Even before Wood-Mode informed the displaced workers in an automated text Friday evening that all health and welfare insurance would cease by midnight that day Geisinger and Family Practice Center representatives were reaching out with offers of help.
Customer care specialists will be available at the Susquehanna Valley Mall at a temporary, walk-in clinic Geisinger has set up for GHP members beginning today through June 1 from 8:30 a.m. to 5 p.m. Monday through Friday and 10 a.m. to 4 p.m. Saturday. They will also be available on Memorial Day — Monday, May 27 - from 10:30 a.m. to 4 p.m.
The health system will also offer career guidance to all displaced Wood-Mode employees at events throughout the Valley.
Family Practice Center put out a notice on its Facebook page last week that it would also be offering assistance to anyone whose insurance has been terminated.
“We know healthcare and insurance can be confusing especially when you are faced with changes you have never had to worry about before like losing your health insurance. Please know that we are here for you,” the online statement said.
Area certified financial planners like Joshua Knauss, CEO of Omniwealth Group and John M. Machak, an investment advisor from The Wealth Factory, both of Lewisburg, are offering free financial counseling to former Wood-Mode employees and at least three firms have filed federal class-action lawsuits against the company for possible violation of the WARN Act that requires businesses give employees at least 60-day notice of a shutdown in most cases.
Stuck said she’s already started poring over her household budget looking for areas to cut.
On Sunday, she visited St. Peter’s Lutheran Church in Kreamer where Geisinger human services representatives were available to help employees write a new resume.
“I’ll be going to the job fairs, too,” said Stuck.

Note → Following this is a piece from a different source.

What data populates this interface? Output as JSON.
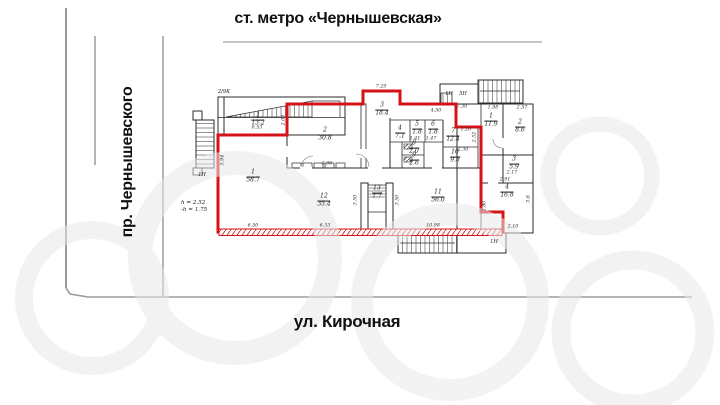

A job fair at the VFW in Selinsgrove on Wednesday from 1 p.m. to 5 p.m. was scheduled prior to Wood-Mode’s abrupt closure and has more than 65 businesses taking part.
Another job fair exclusively for former Wood-Mode employees will be held June 3 and the Union-Snyder Community Action Agency has a listing of available jobs in manufacturing, health care, construction and other fields from 100 mostly Valley businesses.
Snyder County Coalition for Kids and students from the Midd-West High School’s DECA and Student Council are looking to raise $7,500 over the next two weeks and with the help of a private donor who has offered to match it, will be using the money to help families in the Midd-West and Selinsgrove school districts impacted by Wood-Mode’s closure.
Requests for financial assistance may be made through the Midd-West School District messenger app or with the address:email@example.com.
Snyder County Commissioner Joe Kantz said the widespread support has been heartwarming and in contrast with the silence coming from Wood-Mode owners Robert and Brooks Gronlund.
Kantz said he spoke with one New England dealer over the weekend who is waiting on $150,000 worth of product from Wood-Mode that he was supposed to collect last Thursday.
That dealer told him that all he’s been told is that Wood-Mode would be “in touch.”